Nature Reviews Genetics ( IF 39.1 ) Pub Date : 2024-10-02 , DOI: 10.1038/s41576-024-00774-2 Charlotte Capitanchik, Oscar G. Wilkins, Nils Wagner, Julien Gagneur, Jernej Ule
Since the discovery of RNA splicing and its role in gene expression, researchers have sought a set of rules, an algorithm or a computational model that could predict the splice isoforms, and their frequencies, produced from any transcribed gene in a specific cellular context. Over the past 30 years, these models have evolved from simple position weight matrices to deep-learning models capable of integrating sequence data across vast genomic distances. Most recently, new model architectures are moving the field closer to context-specific alternative splicing predictions, and advances in sequencing technologies are expanding the type of data that can be used to inform and interpret such models.
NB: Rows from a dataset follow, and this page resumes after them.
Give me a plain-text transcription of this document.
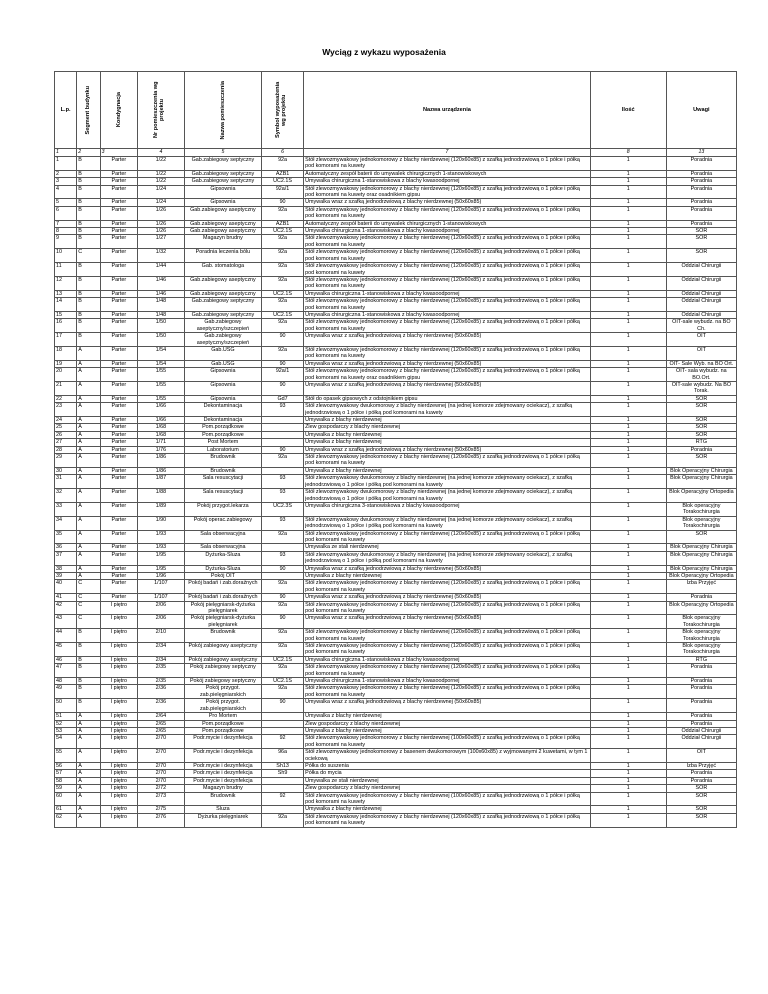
Wyciąg z wykazu wyposażenia
L.p.	Segment budynku	Kondygnacja	Nr pomieszczenia wg projektu	Nazwa pomieszczenia	Symbol wyposażenia wg projektu	Nazwa urządzenia	Ilość	Uwagi
1	2	3	4	5	6	7	8	13
1	B	Parter	1/22	Gab.zabiegowy septyczny	92a	Stół zlewozmywakowy jednokomorowy z blachy nierdzewnej (120x60x85) z szafką jednodrzwiową o 1 półce i półką pod komorami na kuwety	1	Poradnia
2	B	Parter	1/22	Gab.zabiegowy septyczny	AZB1	Automatyczny zespół baterii do umywalek chirurgicznych 1-stanowiskowych	1	Poradnia
3	B	Parter	1/22	Gab.zabiegowy septyczny	UC2.1S	Umywalka chirurgiczna 1-stanowiskowa z blachy kwasoodpornej	1	Poradnia
4	B	Parter	1/24	Gipsownia	92a/1	Stół zlewozmywakowy jednokomorowy z blachy nierdzewnej (120x60x85) z szafką jednodrzwiową o 1 półce i półką pod komorami na kuwety oraz osadnikiem gipsu	1	Poradnia
5	B	Parter	1/24	Gipsownia	90	Umywalka wraz z szafką jednodrzwiową z blachy nierdzewnej (50x60x85)	1	Poradnia
6	B	Parter	1/26	Gab.zabiegowy aseptyczny	92a	Stół zlewozmywakowy jednokomorowy z blachy nierdzewnej (120x60x85) z szafką jednodrzwiową o 1 półce i półką pod komorami na kuwety	1	Poradnia
7	B	Parter	1/26	Gab.zabiegowy aseptyczny	AZB1	Automatyczny zespół baterii do umywalek chirurgicznych 1-stanowiskowych	1	Poradnia
8	B	Parter	1/26	Gab.zabiegowy aseptyczny	UC2.1S	Umywalka chirurgiczna 1-stanowiskowa z blachy kwasoodpornej	1	SOR
9	B	Parter	1/27	Magazyn brudny	92a	Stół zlewozmywakowy jednokomorowy z blachy nierdzewnej (120x60x85) z szafką jednodrzwiową o 1 półce i półką pod komorami na kuwety	1	SOR
10	C	Parter	1/32	Poradnia leczenia bólu	92a	Stół zlewozmywakowy jednokomorowy z blachy nierdzewnej (120x60x85) z szafką jednodrzwiową o 1 półce i półką pod komorami na kuwety	1	SOR
11	B	Parter	1/44	Gab. stomatologa	92a	Stół zlewozmywakowy jednokomorowy z blachy nierdzewnej (120x60x85) z szafką jednodrzwiową o 1 półce i półką pod komorami na kuwety	1	Oddział Chirurgii
12	B	Parter	1/46	Gab.zabiegowy aseptyczny	92a	Stół zlewozmywakowy jednokomorowy z blachy nierdzewnej (120x60x85) z szafką jednodrzwiową o 1 półce i półką pod komorami na kuwety	1	Oddział Chirurgii
13	B	Parter	1/46	Gab.zabiegowy aseptyczny	UC2.1S	Umywalka chirurgiczna 1-stanowiskowa z blachy kwasoodpornej	1	Oddział Chirurgii
14	B	Parter	1/48	Gab.zabiegowy septyczny	92a	Stół zlewozmywakowy jednokomorowy z blachy nierdzewnej (120x60x85) z szafką jednodrzwiową o 1 półce i półką pod komorami na kuwety	1	Oddział Chirurgii
15	B	Parter	1/48	Gab.zabiegowy septyczny	UC2.1S	Umywalka chirurgiczna 1-stanowiskowa z blachy kwasoodpornej	1	Oddział Chirurgii
16	B	Parter	1/50	Gab.zabiegowy aseptyczny/szczepień	92a	Stół zlewozmywakowy jednokomorowy z blachy nierdzewnej (120x60x85) z szafką jednodrzwiową o 1 półce i półką pod komorami na kuwety	1	OIT-sale wybudz. na BO Ch.
17	B	Parter	1/50	Gab.zabiegowy aseptyczny/szczepień	90	Umywalka wraz z szafką jednodrzwiową z blachy nierdzewnej (50x60x85)	1	OIT
18	A	Parter	1/54	Gab.USG	92a	Stół zlewozmywakowy jednokomorowy z blachy nierdzewnej (120x60x85) z szafką jednodrzwiową o 1 półce i półką pod komorami na kuwety	1	OIT
19	A	Parter	1/54	Gab.USG	90	Umywalka wraz z szafką jednodrzwiową z blachy nierdzewnej (50x60x85)	1	OIT- Sale Wyb. na BO Ort.
20	A	Parter	1/55	Gipsownia	92a/1	Stół zlewozmywakowy jednokomorowy z blachy nierdzewnej (120x60x85) z szafką jednodrzwiową o 1 półce i półką pod komorami na kuwety oraz osadnikiem gipsu	1	OIT- sala wybudz. na BO.Ort.
21	A	Parter	1/55	Gipsownia	90	Umywalka wraz z szafką jednodrzwiową z blachy nierdzewnej (50x60x85)	1	OIT-sale wybudz. Na BO Torak.
22	A	Parter	1/55	Gipsownia	Gd7	Stół do opasek gipsowych z odstojnikiem gipsu	1	SOR
23	A	Parter	1/66	Dekontaminacja	93	Stół zlewozmywakowy dwukomorowy z blachy nierdzewnej (na jednej komorze zdejmowany ociekacz), z szafką jednodrzwiową o 1 półce i półką pod komorami na kuwety	1	SOR
24	A	Parter	1/66	Dekontaminacja		Umywalka z blachy nierdzewnej	1	SOR
25	A	Parter	1/68	Pom.porządkowe		Zlew gospodarczy z blachy nierdzewnej	1	SOR
26	A	Parter	1/68	Pom.porządkowe		Umywalka z blachy nierdzewnej	1	SOR
27	A	Parter	1/71	Post Mortem		Umywalka z blachy nierdzewnej	1	RTG
28	A	Parter	1/76	Laboratorium	90	Umywalka wraz z szafką jednodrzwiową z blachy nierdzewnej (50x60x85)	1	Poradnia
29	A	Parter	1/86	Brudownik	92a	Stół zlewozmywakowy jednokomorowy z blachy nierdzewnej (120x60x85) z szafką jednodrzwiową o 1 półce i półką pod komorami na kuwety	1	SOR
30	A	Parter	1/86	Brudownik		Umywalka z blachy nierdzewnej	1	Blok Operacyjny Chirurgia
31	A	Parter	1/87	Sala resuscytacji	93	Stół zlewozmywakowy dwukomorowy z blachy nierdzewnej (na jednej komorze zdejmowany ociekacz), z szafką jednodrzwiową o 1 półce i półką pod komorami na kuwety	1	Blok Operacyjny Chirurgia
32	A	Parter	1/88	Sala resuscytacji	93	Stół zlewozmywakowy dwukomorowy z blachy nierdzewnej (na jednej komorze zdejmowany ociekacz), z szafką jednodrzwiową o 1 półce i półką pod komorami na kuwety	1	Blok Operacyjny Ortopedia
33	A	Parter	1/89	Pokój przygot.lekarza	UC2.3S	Umywalka chirurgiczna 3-stanowiskowa z blachy kwasoodpornej	1	Blok operacyjny Torakochirurgia
34	A	Parter	1/90	Pokój operac.zabiegowy	93	Stół zlewozmywakowy dwukomorowy z blachy nierdzewnej (na jednej komorze zdejmowany ociekacz), z szafką jednodrzwiową o 1 półce i półką pod komorami na kuwety	1	Blok operacyjny Torakochirurgia
35	A	Parter	1/93	Sala obserwacyjna	92a	Stół zlewozmywakowy jednokomorowy z blachy nierdzewnej (120x60x85) z szafką jednodrzwiową o 1 półce i półką pod komorami na kuwety	1	SOR
36	A	Parter	1/93	Sala obserwacyjna		Umywalka ze stali nierdzewnej	1	Blok Operacyjny Chirurgia
37	A	Parter	1/95	Dyżurka-Śluza	93	Stół zlewozmywakowy dwukomorowy z blachy nierdzewnej (na jednej komorze zdejmowany ociekacz), z szafką jednodrzwiową o 1 półce i półką pod komorami na kuwety	1	Blok Operacyjny Chirurgia
38	A	Parter	1/95	Dyżurka-Śluza	90	Umywalka wraz z szafką jednodrzwiową z blachy nierdzewnej (50x60x85)	1	Blok Operacyjny Chirurgia
39	A	Parter	1/96	Pokój OIT		Umywalka z blachy nierdzewnej	1	Blok Operacyjny Ortopedia
40	C	Parter	1/107	Pokój badań i zab.doraźnych	92a	Stół zlewozmywakowy jednokomorowy z blachy nierdzewnej (120x60x85) z szafką jednodrzwiową o 1 półce i półką pod komorami na kuwety	1	Izba Przyjęć
41	C	Parter	1/107	Pokój badań i zab.doraźnych	90	Umywalka wraz z szafką jednodrzwiową z blachy nierdzewnej (50x60x85)	1	Poradnia
42	C	I piętro	2/06	Pokój pielęgniarsk-dyżurka pielęgniarek	92a	Stół zlewozmywakowy jednokomorowy z blachy nierdzewnej (120x60x85) z szafką jednodrzwiową o 1 półce i półką pod komorami na kuwety	1	Blok Operacyjny Ortopedia
43	C	I piętro	2/06	Pokój pielęgniarsk-dyżurka pielęgniarek	90	Umywalka wraz z szafką jednodrzwiową z blachy nierdzewnej (50x60x85)	1	Blok operacyjny Torakochirurgia
44	B	I piętro	2/10	Brudownik	92a	Stół zlewozmywakowy jednokomorowy z blachy nierdzewnej (120x60x85) z szafką jednodrzwiową o 1 półce i półką pod komorami na kuwety	1	Blok operacyjny Torakochirurgia
45	B	I piętro	2/34	Pokój zabiegowy aseptyczny	92a	Stół zlewozmywakowy jednokomorowy z blachy nierdzewnej (120x60x85) z szafką jednodrzwiową o 1 półce i półką pod komorami na kuwety	1	Blok operacyjny Torakochirurgia
46	B	I piętro	2/34	Pokój zabiegowy aseptyczny	UC2.1S	Umywalka chirurgiczna 1-stanowiskowa z blachy kwasoodpornej	1	RTG
47	B	I piętro	2/35	Pokój zabiegowy septyczny	92a	Stół zlewozmywakowy jednokomorowy z blachy nierdzewnej (120x60x85) z szafką jednodrzwiową o 1 półce i półką pod komorami na kuwety	1	Poradnia
48	B	I piętro	2/35	Pokój zabiegowy septyczny	UC2.1S	Umywalka chirurgiczna 1-stanowiskowa z blachy kwasoodpornej	1	Poradnia
49	B	I piętro	2/36	Pokój przygot. zab.pielęgniarskich	92a	Stół zlewozmywakowy jednokomorowy z blachy nierdzewnej (120x60x85) z szafką jednodrzwiową o 1 półce i półką pod komorami na kuwety	1	Poradnia
50	B	I piętro	2/36	Pokój przygot. zab.pielęgniarskich	90	Umywalka wraz z szafką jednodrzwiową z blachy nierdzewnej (50x60x85)	1	Poradnia
51	A	I piętro	2/64	Pro Mortem		Umywalka z blachy nierdzewnej	1	Poradnia
52	A	I piętro	2/65	Pom.porządkowe		Zlew gospodarczy z blachy nierdzewnej	1	Poradnia
53	A	I piętro	2/65	Pom.porządkowe		Umywalka z blachy nierdzewnej	1	Oddział Chirurgii
54	A	I piętro	2/70	Podr.mycie i dezynfekcja	92	Stół zlewozmywakowy jednokomorowy z blachy nierdzewnej (100x60x85) z szafką jednodrzwiową o 1 półce i półką pod komorami na kuwety	1	Oddział Chirurgii
55	A	I piętro	2/70	Podr.mycie i dezynfekcja	96a	Stół zlewozmywakowy jednokomorowy z basenem dwukomorowym (100x60x85) z wyjmowanymi 2 kuwetami, w tym 1 ociekową	1	OIT
56	A	I piętro	2/70	Podr.mycie i dezynfekcja	Sh13	Półka do suszenia	1	Izba Przyjęć
57	A	I piętro	2/70	Podr.mycie i dezynfekcja	Sh9	Półka do mycia	1	Poradnia
58	A	I piętro	2/70	Podr.mycie i dezynfekcja		Umywalka ze stali nierdzewnej	1	Poradnia
59	A	I piętro	2/72	Magazyn brudny		Zlew gospodarczy z blachy nierdzewnej	1	SOR
60	A	I piętro	2/73	Brudownik	92	Stół zlewozmywakowy jednokomorowy z blachy nierdzewnej (100x60x85) z szafką jednodrzwiową o 1 półce i półką pod komorami na kuwety	1	SOR
61	A	I piętro	2/75	Śluza		Umywalka z blachy nierdzewnej	1	SOR
62	A	I piętro	2/76	Dyżurka pielęgniarek	92a	Stół zlewozmywakowy jednokomorowy z blachy nierdzewnej (120x60x85) z szafką jednodrzwiową o 1 półce i półką pod komorami na kuwety	1	SOR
Together, these developments are driving improved understanding of splicing regulatory mechanisms and emerging applications of the splicing code to the rational design of RNA- and splicing-based therapeutics.
中文翻译:
从剪接代码的计算模型到调控机制和治疗意义
自从发现 RNA 剪接及其在基因表达中的作用以来,研究人员一直在寻找一套规则、算法或计算模型,这些规则、算法或计算模型可以预测特定细胞环境中任何转录基因产生的剪接亚型及其频率。在过去的 30 年里,这些模型已经从简单的位置权重矩阵发展为能够跨广泛基因组距离整合序列数据的深度学习模型。最近,新的模型架构正在使该领域更接近于特定于上下文的选择性剪接预测,测序技术的进步正在扩大可用于通知和解释此类模型的数据类型。这些发展共同推动了对剪接调控机制和剪接密码在基于 RNA 和剪接的疗法的合理设计中的新兴应用的理解。